In recent years, the program shifted priorities to focus on the needs of Israeli orphans. As with last year’s event, the number of participants corresponded with the number of years since the Rebbe’s birth in 1902.
“The death of a parent has left many of these families in dire financial straights,” said Duchman. “And even in cases where finances are not an issue, it can be very, very difficult for families to contemplate celebrating a Bar Mitzvah without Mom or Dad.”
A third portion of the celebrants this week included boys who already celebrated their Bar Mitzvahs, “but wanted to take part in this very special occasion,” added Duchman. “It’s a time to get together with other boys and families who have gone through the pain of losing a parent, and it lets them know they are not alone.”
At the ceremony, Rivlin blessed the boys with a quote from the Book of Ecclesiastes.
“A good name is better than precious oil,” he said, encouraging the boys to make positive contributions in spite of their difficult circumstances. “Sometimes life can be tough, to say the least. May you have the strength to move forward and to live for the future.”
Later on, Prime Minister Binyamin Netanyahu, who was in Washington, D.C., to meet with U.S. President Barack Obama and address the annual policy conference of the American Israel Public Affairs Committee, blessed the participants in a previously-recorded message.
“108 years ago, a symbol of benevolence was born, the Lubavitcher Rebbe,” said Netanyahu, speaking in Hebrew. “And today, we have 108 Bar Mitzvah celebrants. I am sorry I’m not able to celebrate in person, but I want to bless each of you that from today, you enjoy your equal rights and responsibilities as members of the Jewish people.”
One of the boys, Or Lankri, said afterwards that the day represented the culmination of intensive Jewish training at the hands of Chabad-Lubavitch emissaries over the past year. In Lankri’s case, he learned with Rabbi Binyamin Meir Kali, co-director of Chabad Naveh Ramat in his hometown of Ramat Gan. Like the other boys, Lankri learned about Jewish concepts of charity, Torah laws, how to pray, and other subjects.

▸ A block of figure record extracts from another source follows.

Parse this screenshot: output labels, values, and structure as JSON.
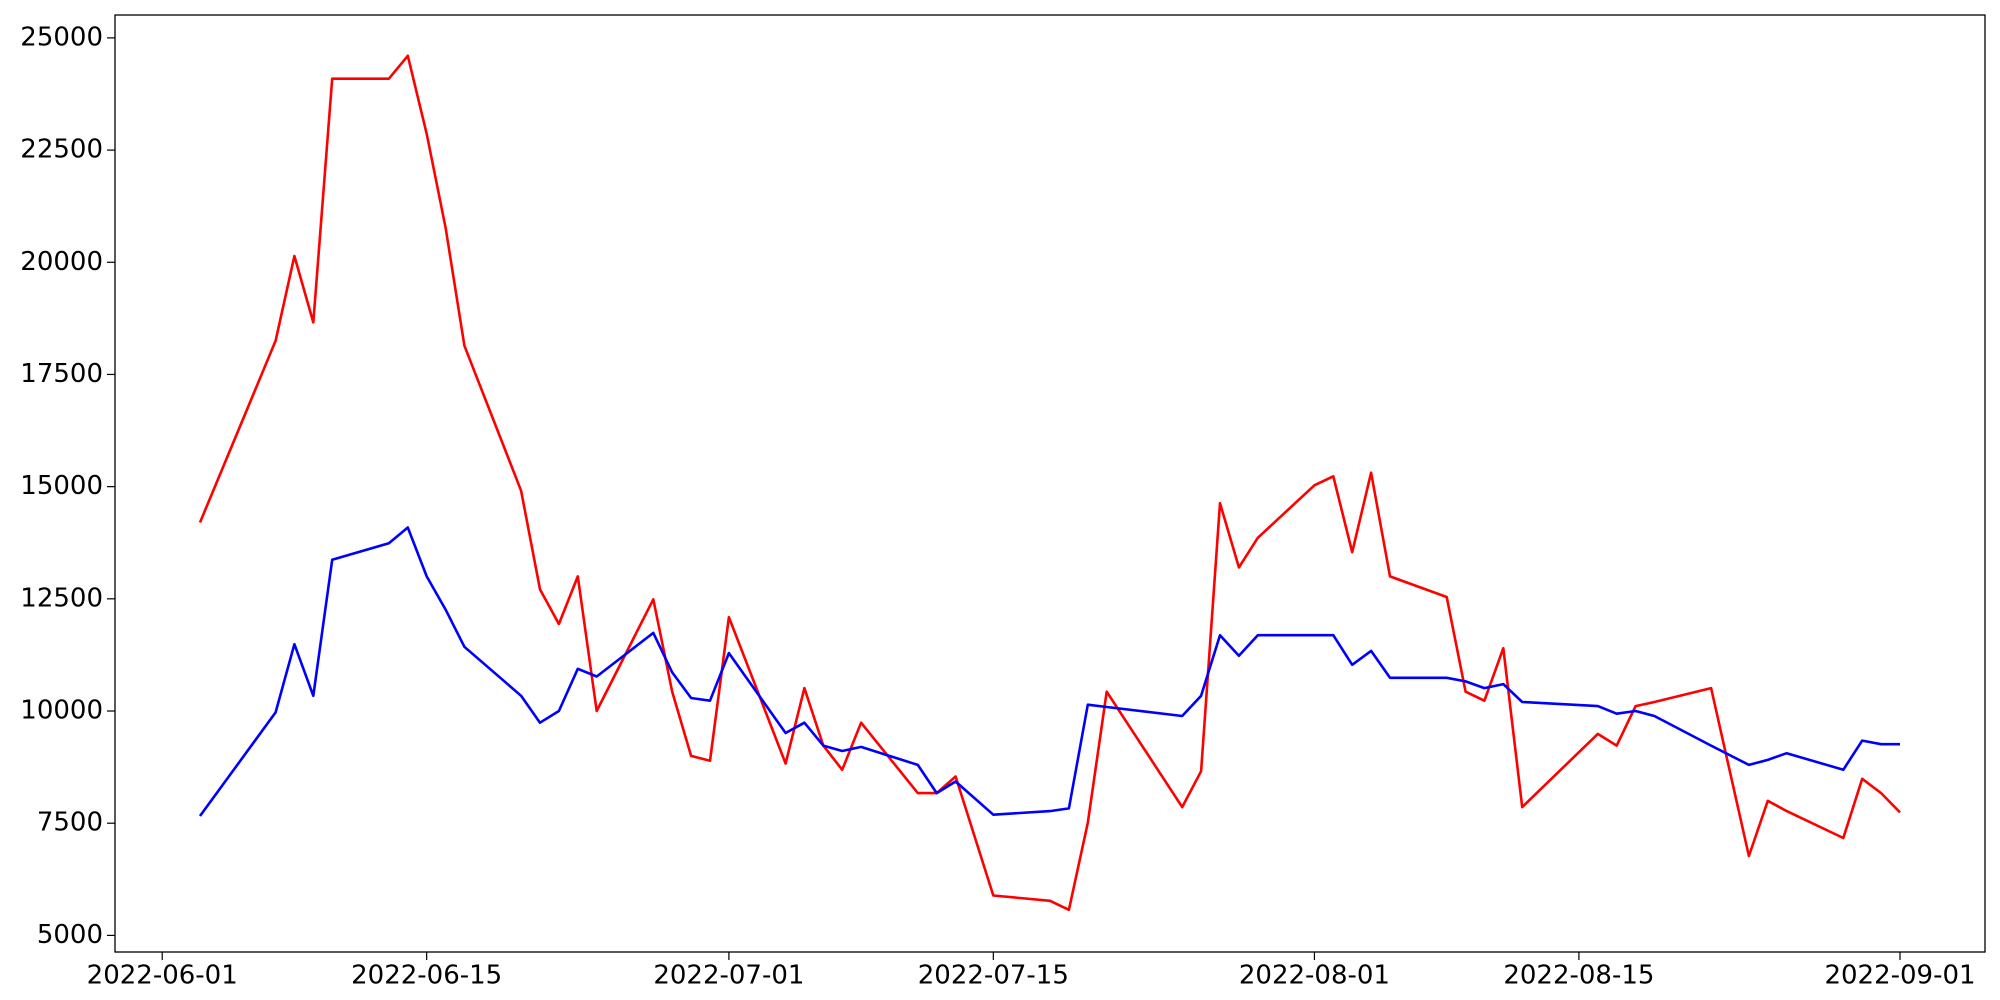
{
  "chart_data": {
    "type": "line",
    "x": [
      "2022-06-03",
      "2022-06-07",
      "2022-06-08",
      "2022-06-09",
      "2022-06-10",
      "2022-06-13",
      "2022-06-14",
      "2022-06-15",
      "2022-06-16",
      "2022-06-17",
      "2022-06-20",
      "2022-06-21",
      "2022-06-22",
      "2022-06-23",
      "2022-06-24",
      "2022-06-27",
      "2022-06-28",
      "2022-06-29",
      "2022-06-30",
      "2022-07-01",
      "2022-07-04",
      "2022-07-05",
      "2022-07-06",
      "2022-07-07",
      "2022-07-08",
      "2022-07-11",
      "2022-07-12",
      "2022-07-13",
      "2022-07-15",
      "2022-07-18",
      "2022-07-19",
      "2022-07-20",
      "2022-07-21",
      "2022-07-25",
      "2022-07-26",
      "2022-07-27",
      "2022-07-28",
      "2022-07-29",
      "2022-08-01",
      "2022-08-02",
      "2022-08-03",
      "2022-08-04",
      "2022-08-05",
      "2022-08-08",
      "2022-08-09",
      "2022-08-10",
      "2022-08-11",
      "2022-08-12",
      "2022-08-16",
      "2022-08-17",
      "2022-08-18",
      "2022-08-19",
      "2022-08-22",
      "2022-08-24",
      "2022-08-25",
      "2022-08-26",
      "2022-08-29",
      "2022-08-30",
      "2022-08-31",
      "2022-09-01"
    ],
    "series": [
      {
        "color": "#ff0000",
        "values": [
          14200,
          18250,
          20140,
          18660,
          24090,
          24090,
          24600,
          22860,
          20770,
          18140,
          14910,
          12710,
          11940,
          13000,
          10000,
          12490,
          10430,
          9000,
          8890,
          12090,
          8830,
          10510,
          9230,
          8690,
          9740,
          8170,
          8170,
          8540,
          5890,
          5770,
          5570,
          7510,
          10430,
          7860,
          8660,
          14630,
          13200,
          13860,
          15030,
          15230,
          13540,
          15310,
          13000,
          12540,
          10430,
          10230,
          11400,
          7860,
          9490,
          9230,
          10110,
          10200,
          10510,
          6770,
          8000,
          7770,
          7170,
          8490,
          8170,
          7740
        ]
      },
      {
        "color": "#0000ff",
        "values": [
          7660,
          9970,
          11490,
          10340,
          13370,
          13740,
          14090,
          13000,
          12260,
          11430,
          10340,
          9740,
          10000,
          10940,
          10770,
          11740,
          10860,
          10290,
          10230,
          11290,
          9510,
          9740,
          9230,
          9110,
          9200,
          8800,
          8170,
          8430,
          7690,
          7770,
          7830,
          10140,
          10090,
          9890,
          10340,
          11690,
          11230,
          11690,
          11690,
          11690,
          11030,
          11340,
          10740,
          10740,
          10660,
          10510,
          10600,
          10200,
          10110,
          9940,
          10000,
          9890,
          9230,
          8800,
          8910,
          9060,
          8690,
          9340,
          9260,
          9260
        ]
      }
    ],
    "xlim": [
      "2022-05-29T12:00",
      "2022-09-05T12:00"
    ],
    "xticks": [
      "2022-06-01",
      "2022-06-15",
      "2022-07-01",
      "2022-07-15",
      "2022-08-01",
      "2022-08-15",
      "2022-09-01"
    ],
    "ylim": [
      4630,
      25510
    ],
    "yticks": [
      5000,
      7500,
      10000,
      12500,
      15000,
      17500,
      20000,
      22500,
      25000
    ],
    "grid": false
  }
}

“My dad died in a car crash a year-and-a-half ago,” said the boy, the pain of loss still fresh in his eyes. “But Rav Benny has been a great friend. It’s not only that he taught me my Bar Mitzvah, but he’s always been there to talk, or just to hang out with me.
“Of course I miss my dad a lot, and having my bar mitzvah without him has been really hard,” he added. “But being part of something so big is really special.”